İstanbul Teknik Üniversitesi (İTÜ) öncülüğünde yürütülen uluslararası bir araştırma, kurak ve yarı kurak bölgelerde kurulan Güneş Enerji Santrallerinin (GES), yalnızca enerji üretimiyle değil, aynı zamanda doğaya olan katkısıyla da dikkat çekti. Araştırma sonuçlarına göre, GES’lerin kurulduğu kurak alanlarda bitki örtüsünün verimliliği ortalama %137 oranında arttı.
50 Binden Fazla GES İncelendi
İTÜ Avrasya Yer Bilimleri Enstitüsü Öğretim Üyesi Dr. Ömer Yetemen’in liderliğinde ve Çin Halk Cumhuriyeti Bilimler Akademisi'nden bilim insanlarının katılımıyla gerçekleştirilen araştırma, dünya genelindeki 51.491 güneş enerji santralini mercek altına aldı. İki yıl süren kapsamlı analizlerde, özellikle kurak iklim kuşağındaki GES’lerin çevresel etkileri değerlendirildi.
Araştırma ekibi, uydu verileri ve harmonik modelleme yöntemi kullanarak bitki örtüsünün zaman içerisindeki doğal döngüsünü ve santral kurulumu sonrası yaşanan değişimleri inceledi. Sonuçlar, GES’lerin kurulduğu bölgelerde bitki örtüsünün gözle görülür biçimde canlandığını ve yeşillenmenin ciddi oranda arttığını ortaya koydu.
Güneş Panelleri Mikroklima Oluşturuyor
Dr. Yetemen, GES’lerin doğal çevre üzerindeki bu olumlu etkisinin arkasında yatan temel nedenleri şöyle açıkladı:
“Güneş panelleri toprağın doğrudan güneş ışınımına maruz kalmasını azaltıyor. Bu, toprak sıcaklığını düşürerek buharlaşmayı azaltıyor ve nemin daha uzun süre toprakta kalmasını sağlıyor. Ayrıca panellerin eğimi boyunca akan yağmur suyu, belli noktalarda birikerek nemin artmasına katkı sunuyor. Böylece panel altlarında ve çevresinde daha elverişli mikroklimatik koşullar oluşuyor.”

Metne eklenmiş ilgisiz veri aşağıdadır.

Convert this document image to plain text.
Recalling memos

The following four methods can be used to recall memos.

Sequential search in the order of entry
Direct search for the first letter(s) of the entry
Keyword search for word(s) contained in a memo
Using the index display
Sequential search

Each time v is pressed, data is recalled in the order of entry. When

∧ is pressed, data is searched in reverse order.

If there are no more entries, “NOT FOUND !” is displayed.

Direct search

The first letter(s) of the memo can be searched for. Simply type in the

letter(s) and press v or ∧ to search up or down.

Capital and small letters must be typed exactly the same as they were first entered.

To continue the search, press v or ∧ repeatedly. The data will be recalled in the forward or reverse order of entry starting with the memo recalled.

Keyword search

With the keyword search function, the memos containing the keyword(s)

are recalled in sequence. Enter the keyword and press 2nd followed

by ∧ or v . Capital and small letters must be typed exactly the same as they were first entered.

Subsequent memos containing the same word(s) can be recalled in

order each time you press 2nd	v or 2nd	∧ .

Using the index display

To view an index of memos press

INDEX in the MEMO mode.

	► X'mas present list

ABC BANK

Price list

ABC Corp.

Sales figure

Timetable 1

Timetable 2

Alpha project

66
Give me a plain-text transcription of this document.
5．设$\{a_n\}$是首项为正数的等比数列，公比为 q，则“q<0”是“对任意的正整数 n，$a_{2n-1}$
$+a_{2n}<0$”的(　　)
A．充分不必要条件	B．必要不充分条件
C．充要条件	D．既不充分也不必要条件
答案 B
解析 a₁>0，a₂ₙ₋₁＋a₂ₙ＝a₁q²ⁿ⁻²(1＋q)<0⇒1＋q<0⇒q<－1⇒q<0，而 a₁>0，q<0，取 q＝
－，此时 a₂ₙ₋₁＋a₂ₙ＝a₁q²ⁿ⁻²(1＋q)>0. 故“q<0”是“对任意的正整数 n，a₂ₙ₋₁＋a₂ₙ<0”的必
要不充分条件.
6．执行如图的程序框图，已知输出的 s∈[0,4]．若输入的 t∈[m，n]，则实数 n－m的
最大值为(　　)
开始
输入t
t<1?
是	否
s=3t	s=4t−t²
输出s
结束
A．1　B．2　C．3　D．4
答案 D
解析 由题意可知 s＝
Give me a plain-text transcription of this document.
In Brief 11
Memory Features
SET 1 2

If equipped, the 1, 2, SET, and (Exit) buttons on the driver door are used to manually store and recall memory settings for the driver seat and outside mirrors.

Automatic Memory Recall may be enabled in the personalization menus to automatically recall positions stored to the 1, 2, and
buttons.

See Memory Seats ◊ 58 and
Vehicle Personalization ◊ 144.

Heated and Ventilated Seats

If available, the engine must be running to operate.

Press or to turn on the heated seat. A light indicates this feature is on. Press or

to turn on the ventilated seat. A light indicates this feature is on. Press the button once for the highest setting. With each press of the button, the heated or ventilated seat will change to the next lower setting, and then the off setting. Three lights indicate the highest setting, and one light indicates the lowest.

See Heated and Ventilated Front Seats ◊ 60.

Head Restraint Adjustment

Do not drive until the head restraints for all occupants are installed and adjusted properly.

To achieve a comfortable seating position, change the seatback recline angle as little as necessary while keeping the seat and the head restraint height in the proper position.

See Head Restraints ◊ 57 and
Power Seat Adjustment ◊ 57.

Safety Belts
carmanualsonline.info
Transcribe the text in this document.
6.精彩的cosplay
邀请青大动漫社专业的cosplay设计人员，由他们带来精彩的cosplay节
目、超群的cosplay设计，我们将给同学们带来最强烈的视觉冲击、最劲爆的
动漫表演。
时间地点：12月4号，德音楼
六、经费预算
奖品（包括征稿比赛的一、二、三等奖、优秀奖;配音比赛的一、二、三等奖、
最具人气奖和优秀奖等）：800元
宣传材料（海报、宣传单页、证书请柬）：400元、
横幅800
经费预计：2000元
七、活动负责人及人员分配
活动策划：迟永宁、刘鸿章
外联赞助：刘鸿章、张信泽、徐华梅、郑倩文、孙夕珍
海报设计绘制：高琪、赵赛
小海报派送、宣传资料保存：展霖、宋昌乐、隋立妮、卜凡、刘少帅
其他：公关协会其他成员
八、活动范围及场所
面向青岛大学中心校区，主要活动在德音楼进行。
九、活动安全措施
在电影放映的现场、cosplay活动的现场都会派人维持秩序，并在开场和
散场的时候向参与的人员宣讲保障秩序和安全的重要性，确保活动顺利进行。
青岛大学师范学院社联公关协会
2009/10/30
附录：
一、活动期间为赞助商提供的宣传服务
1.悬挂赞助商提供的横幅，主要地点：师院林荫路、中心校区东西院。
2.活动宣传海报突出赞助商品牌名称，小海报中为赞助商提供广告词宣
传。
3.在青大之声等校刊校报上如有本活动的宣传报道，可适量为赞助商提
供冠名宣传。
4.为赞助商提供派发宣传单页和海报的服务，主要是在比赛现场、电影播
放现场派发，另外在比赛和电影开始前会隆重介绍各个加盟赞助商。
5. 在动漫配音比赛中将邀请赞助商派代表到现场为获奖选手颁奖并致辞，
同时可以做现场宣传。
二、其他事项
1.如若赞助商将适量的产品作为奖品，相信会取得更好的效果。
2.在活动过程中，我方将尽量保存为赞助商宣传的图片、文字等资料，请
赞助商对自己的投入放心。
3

Bu etkilerin, özellikle yarı kurak iklimlerde çok daha belirgin olduğunu vurgulayan Yetemen, “Bu bölgelerde toprak nemi, bitki örtüsü açısından belirleyici bir faktör. Dolayısıyla bu tür mikroklima değişiklikleri, doğrudan yeşil örtünün gelişimine katkı sağlıyor,” dedi.
Tarım Arazileri İçin Umut Verici Sonuçlar
Artan enerji ihtiyacıyla birlikte, tarım arazilerinin GES kurulumu için tercih edilmesi zaman zaman eleştiri konusu oluyor. Ancak Yetemen’e göre bu durum, doğaya zarar vermek yerine doğru yaklaşımla fayda da sağlayabilir:
“GES kurulumu sırasında yapılan toprak tesviyesi ve bitki örtüsünün geçici olarak kaldırılması, çoğu zaman bu alanların tamamen verimsizleşeceği algısını doğuruyor. Oysa gözlemlerimiz, bu alanlarda bitki örtüsünün zamanla daha gür ve verimli hale gelebildiğini gösteriyor.”
Türkiye’de Dört Bölge Seçildi
Araştırmanın Türkiye ayağı da yakın zamanda başlayacak. Bu kapsamda Konya, Gaziantep, Niğde ve Şanlıurfa’da örnek çalışma sahaları belirlendi. Özellikle Konya, Türkiye’nin en büyük GES sahalarına ev sahipliği yapıyor.
Yetemen, Türkiye’de yapılacak çalışmalarda bölgesel iklim ve toprak özelliklerinin dikkate alınacağını belirterek, “Bu bölgelerdeki saha gözlemlerimizle Türkiye’ye özgü sonuçları elde etmeyi ve bu verileri karar vericilerle paylaşmayı hedefliyoruz,” dedi.
Sürdürülebilirlikte Yeni Perspektif
Bu bulgular, yenilenebilir enerji yatırımlarının çevresel sürdürülebilirlik açısından da değerli olduğunu ortaya koyuyor. Güneş enerji santrallerinin yalnızca temiz enerji üretimiyle değil, aynı zamanda doğal ekosistemler üzerinde olumlu etkiler yaratarak iklim değişikliğiyle mücadelede çifte katkı sunduğu görülüyor.
İTÜ ve uluslararası araştırma ekibinin yürüttüğü bu çalışma, gelecekte GES projelerinin sadece enerji açısından değil, çevresel kazanımlar yönünden de daha bilinçli şekilde planlanması gerektiğine işaret ediyor.